Theodore Roosevelt, "Nationalism in Literature and Art," November 16, 1916,Proceedings of the Public Meetings of the American Academy of Arts and Letters and the National Institute of Arts and Letters, 1917
The five years that elapsed between the exhibition of the group of American artists known as the Eight, held in 1908, and the Armory Show of 1913, at the Sixty-ninth Regiment Armory in New York, where Marsden Hartley exhibited, marked a dramatic change of direction for the future of American painting. Like a number of other American artists at the time, Hartley went to Europe. He arrived in Paris in 1912, moved to Germany in 1913, and returned briefly to New York in November of that year. In October of 1914 he was shattered to learn of the death of Karl von Freyburg, a young German officer with whom he had fallen in love in Paris. Hartley's memorial to Freyburg grew into a series of paintings set against a flag with the Iron Cross hanging below (see frontispiece). But Freyburg's face is absent. Hartley's friend the critic Charles Caffin later described the symbolic meaning of the colors used by the artist: "white stands for 'flower-like purity,' red for 'glow of human fellowship,' yellow for 'joy of life,' and blue for 'more distant sensations of regret and hope.'" In December 1915 Hartley returned to New York again and exhibited his German officer paintings at Alfred Stieglitz's 291 gallery.

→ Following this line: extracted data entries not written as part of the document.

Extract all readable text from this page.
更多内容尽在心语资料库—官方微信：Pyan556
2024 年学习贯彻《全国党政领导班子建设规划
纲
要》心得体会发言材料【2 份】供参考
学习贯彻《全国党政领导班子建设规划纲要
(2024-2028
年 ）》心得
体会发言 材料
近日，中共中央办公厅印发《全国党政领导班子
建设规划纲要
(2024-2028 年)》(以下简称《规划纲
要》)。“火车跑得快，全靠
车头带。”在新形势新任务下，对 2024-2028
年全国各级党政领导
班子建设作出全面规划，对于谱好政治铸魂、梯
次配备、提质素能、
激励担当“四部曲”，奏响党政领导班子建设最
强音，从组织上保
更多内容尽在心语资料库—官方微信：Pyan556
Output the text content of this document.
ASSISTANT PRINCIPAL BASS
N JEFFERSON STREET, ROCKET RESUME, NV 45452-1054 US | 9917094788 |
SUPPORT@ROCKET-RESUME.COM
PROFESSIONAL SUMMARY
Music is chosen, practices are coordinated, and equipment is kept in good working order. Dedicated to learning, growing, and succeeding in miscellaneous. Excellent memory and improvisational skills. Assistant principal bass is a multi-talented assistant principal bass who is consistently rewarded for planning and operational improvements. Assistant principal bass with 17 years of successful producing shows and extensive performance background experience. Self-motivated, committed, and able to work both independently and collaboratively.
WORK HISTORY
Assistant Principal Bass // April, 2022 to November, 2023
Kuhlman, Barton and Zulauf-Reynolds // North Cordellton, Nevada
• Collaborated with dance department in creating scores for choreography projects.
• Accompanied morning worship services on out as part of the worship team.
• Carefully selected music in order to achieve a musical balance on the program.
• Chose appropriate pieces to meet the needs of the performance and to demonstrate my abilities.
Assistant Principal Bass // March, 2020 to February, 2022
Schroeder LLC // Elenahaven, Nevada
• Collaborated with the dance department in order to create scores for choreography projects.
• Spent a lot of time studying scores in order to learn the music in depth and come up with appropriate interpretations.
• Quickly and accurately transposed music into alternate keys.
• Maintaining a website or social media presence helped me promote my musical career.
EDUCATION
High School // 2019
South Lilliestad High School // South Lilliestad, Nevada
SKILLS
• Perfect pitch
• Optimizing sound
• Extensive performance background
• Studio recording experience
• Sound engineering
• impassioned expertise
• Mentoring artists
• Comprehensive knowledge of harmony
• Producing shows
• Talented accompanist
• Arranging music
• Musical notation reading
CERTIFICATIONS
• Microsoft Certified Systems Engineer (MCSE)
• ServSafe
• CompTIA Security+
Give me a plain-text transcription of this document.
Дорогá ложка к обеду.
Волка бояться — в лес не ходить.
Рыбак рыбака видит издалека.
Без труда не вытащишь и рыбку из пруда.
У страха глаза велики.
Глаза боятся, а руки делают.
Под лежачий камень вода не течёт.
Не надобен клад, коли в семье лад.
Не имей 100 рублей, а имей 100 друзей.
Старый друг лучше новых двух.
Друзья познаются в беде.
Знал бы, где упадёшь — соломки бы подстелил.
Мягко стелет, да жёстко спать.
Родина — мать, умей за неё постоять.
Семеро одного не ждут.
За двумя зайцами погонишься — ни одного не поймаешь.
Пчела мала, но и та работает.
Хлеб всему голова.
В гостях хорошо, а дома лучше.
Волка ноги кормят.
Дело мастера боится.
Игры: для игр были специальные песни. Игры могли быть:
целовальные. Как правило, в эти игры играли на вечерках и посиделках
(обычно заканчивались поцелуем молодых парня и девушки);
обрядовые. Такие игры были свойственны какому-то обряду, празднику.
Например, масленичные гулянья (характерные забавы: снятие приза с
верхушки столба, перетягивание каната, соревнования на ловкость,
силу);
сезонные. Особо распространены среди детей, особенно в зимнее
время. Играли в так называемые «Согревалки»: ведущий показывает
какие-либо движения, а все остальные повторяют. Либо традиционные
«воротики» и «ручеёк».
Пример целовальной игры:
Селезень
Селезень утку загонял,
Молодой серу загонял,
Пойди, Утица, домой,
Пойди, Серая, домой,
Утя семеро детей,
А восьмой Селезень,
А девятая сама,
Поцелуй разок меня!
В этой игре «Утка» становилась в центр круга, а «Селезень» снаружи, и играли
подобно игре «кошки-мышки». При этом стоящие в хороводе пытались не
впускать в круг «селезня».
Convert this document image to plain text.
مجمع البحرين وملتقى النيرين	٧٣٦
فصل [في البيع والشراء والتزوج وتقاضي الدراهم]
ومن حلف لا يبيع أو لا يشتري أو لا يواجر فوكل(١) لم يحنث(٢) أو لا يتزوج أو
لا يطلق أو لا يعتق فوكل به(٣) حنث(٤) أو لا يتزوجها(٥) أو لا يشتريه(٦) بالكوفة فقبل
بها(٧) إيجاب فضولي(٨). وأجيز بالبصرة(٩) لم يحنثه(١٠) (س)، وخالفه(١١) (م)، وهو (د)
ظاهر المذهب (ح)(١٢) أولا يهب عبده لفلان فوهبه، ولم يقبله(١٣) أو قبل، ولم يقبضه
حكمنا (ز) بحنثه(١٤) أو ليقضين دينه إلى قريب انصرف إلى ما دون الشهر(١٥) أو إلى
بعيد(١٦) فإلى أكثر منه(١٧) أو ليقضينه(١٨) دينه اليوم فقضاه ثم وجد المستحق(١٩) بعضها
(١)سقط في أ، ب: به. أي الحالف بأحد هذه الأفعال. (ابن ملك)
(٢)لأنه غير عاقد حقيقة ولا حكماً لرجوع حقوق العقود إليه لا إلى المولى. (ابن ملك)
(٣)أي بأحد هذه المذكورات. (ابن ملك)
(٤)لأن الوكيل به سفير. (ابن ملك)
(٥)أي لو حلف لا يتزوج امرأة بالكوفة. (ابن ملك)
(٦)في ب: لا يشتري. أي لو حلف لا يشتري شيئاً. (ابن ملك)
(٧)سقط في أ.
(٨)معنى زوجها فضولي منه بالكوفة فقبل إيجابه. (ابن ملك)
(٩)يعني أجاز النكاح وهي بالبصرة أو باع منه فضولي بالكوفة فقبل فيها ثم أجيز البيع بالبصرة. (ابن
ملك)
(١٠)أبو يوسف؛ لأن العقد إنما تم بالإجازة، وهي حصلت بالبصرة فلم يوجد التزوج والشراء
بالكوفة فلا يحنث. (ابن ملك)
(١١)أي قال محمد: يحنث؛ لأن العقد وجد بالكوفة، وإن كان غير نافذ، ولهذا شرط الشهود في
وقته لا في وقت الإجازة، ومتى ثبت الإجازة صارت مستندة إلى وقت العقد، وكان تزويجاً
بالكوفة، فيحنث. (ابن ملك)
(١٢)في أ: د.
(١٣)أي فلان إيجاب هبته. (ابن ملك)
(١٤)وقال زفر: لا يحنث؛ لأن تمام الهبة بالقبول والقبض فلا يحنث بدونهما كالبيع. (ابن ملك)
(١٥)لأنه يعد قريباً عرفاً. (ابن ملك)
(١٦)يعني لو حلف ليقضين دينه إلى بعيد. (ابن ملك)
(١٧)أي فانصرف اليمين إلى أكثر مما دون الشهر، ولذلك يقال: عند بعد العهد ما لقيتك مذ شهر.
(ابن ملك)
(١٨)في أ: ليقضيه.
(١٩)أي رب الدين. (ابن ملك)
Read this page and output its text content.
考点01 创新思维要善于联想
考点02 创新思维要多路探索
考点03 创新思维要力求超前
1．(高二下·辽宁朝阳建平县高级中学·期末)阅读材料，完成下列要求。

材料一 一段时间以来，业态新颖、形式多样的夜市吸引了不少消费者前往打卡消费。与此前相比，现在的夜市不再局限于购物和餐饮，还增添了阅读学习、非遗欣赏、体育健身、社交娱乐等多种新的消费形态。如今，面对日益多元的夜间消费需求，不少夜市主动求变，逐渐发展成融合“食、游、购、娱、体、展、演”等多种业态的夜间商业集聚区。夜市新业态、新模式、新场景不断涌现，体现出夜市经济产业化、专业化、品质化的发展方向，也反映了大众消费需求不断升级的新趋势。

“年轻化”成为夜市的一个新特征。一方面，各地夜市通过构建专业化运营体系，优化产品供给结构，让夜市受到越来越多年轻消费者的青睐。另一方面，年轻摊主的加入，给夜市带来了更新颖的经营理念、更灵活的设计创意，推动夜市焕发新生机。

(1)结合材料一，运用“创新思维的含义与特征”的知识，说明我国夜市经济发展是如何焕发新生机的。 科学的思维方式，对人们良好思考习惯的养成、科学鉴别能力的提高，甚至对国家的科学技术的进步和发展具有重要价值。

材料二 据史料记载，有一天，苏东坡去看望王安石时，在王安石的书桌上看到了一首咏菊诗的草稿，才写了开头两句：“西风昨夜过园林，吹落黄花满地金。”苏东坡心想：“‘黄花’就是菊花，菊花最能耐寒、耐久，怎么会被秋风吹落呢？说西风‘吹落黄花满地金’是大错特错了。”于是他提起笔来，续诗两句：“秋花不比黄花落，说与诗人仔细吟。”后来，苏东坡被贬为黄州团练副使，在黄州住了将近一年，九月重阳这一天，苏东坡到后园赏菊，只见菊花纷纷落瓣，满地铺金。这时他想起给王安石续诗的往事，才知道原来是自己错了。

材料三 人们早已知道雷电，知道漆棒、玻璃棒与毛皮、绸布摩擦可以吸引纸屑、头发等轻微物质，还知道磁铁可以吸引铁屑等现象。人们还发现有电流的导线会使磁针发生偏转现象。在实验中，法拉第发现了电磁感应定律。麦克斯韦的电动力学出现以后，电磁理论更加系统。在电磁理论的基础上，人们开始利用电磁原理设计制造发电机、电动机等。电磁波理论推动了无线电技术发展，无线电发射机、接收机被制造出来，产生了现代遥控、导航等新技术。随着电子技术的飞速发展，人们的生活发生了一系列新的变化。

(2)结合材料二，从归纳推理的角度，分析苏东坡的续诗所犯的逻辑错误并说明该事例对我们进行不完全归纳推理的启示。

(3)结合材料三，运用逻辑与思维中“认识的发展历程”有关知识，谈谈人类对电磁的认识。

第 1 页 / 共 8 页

American art students had been flocking to Europe for instruction since just after the Civil War. As William Dean Howells wrote to Henry James: "The American who has known Europe much can never again see his country with the single eye of his ante-European days." James was joined in Europe by John Singer Sargent, James McNeill Whistler, and Mary Cassatt, the extraordinary young Philadelphian who overrode her parents' objections and went to Paris to study art.
Colonial America did not encourage development in the fine arts--there were no patrons, no public art museums or private collections of consequence, and no art schools. However, a surprising number of first-rate artists such as Benjamin West did teach themselves painting, drawing, and sculpture.
After the War of 1812, faith in the future of the United States burned with evangelical fervor at every level. Painters took up the challenge to the extent that the writer Anna Jameson, visiting from England in the 1830s, proclaimed, "the country seemed to swarm with painters." Artists of the period by and large shared a vision with the society around them and worked from an intuitive and natural relationship with their audience.
"Nothing in history had ever succeeded like America," as Henry Steele Commanger put it. "Nowhere else on the globe had nature been at once so rich and so generous; as nature and experience justified optimism."
To describe the United States required the artist to develop a new vocabulary. In Hartley's abstract portrait of Freyburg--and his contemporary Charles Demuth's similarly faceless portrait of Georgia O'Keeffe illustrated on page 125-these American artists did just that.
Painting Number 49, Berlin (also called Portrait of a German Officer and Berlin Abstraction) by Marsden Hartley (1877-1943), 1914-1915. Oil on canvas, 47 by 39 1/2 inches. Seattle Art Museum, partial and promised gift of the Barney A. Ebsworth Collection.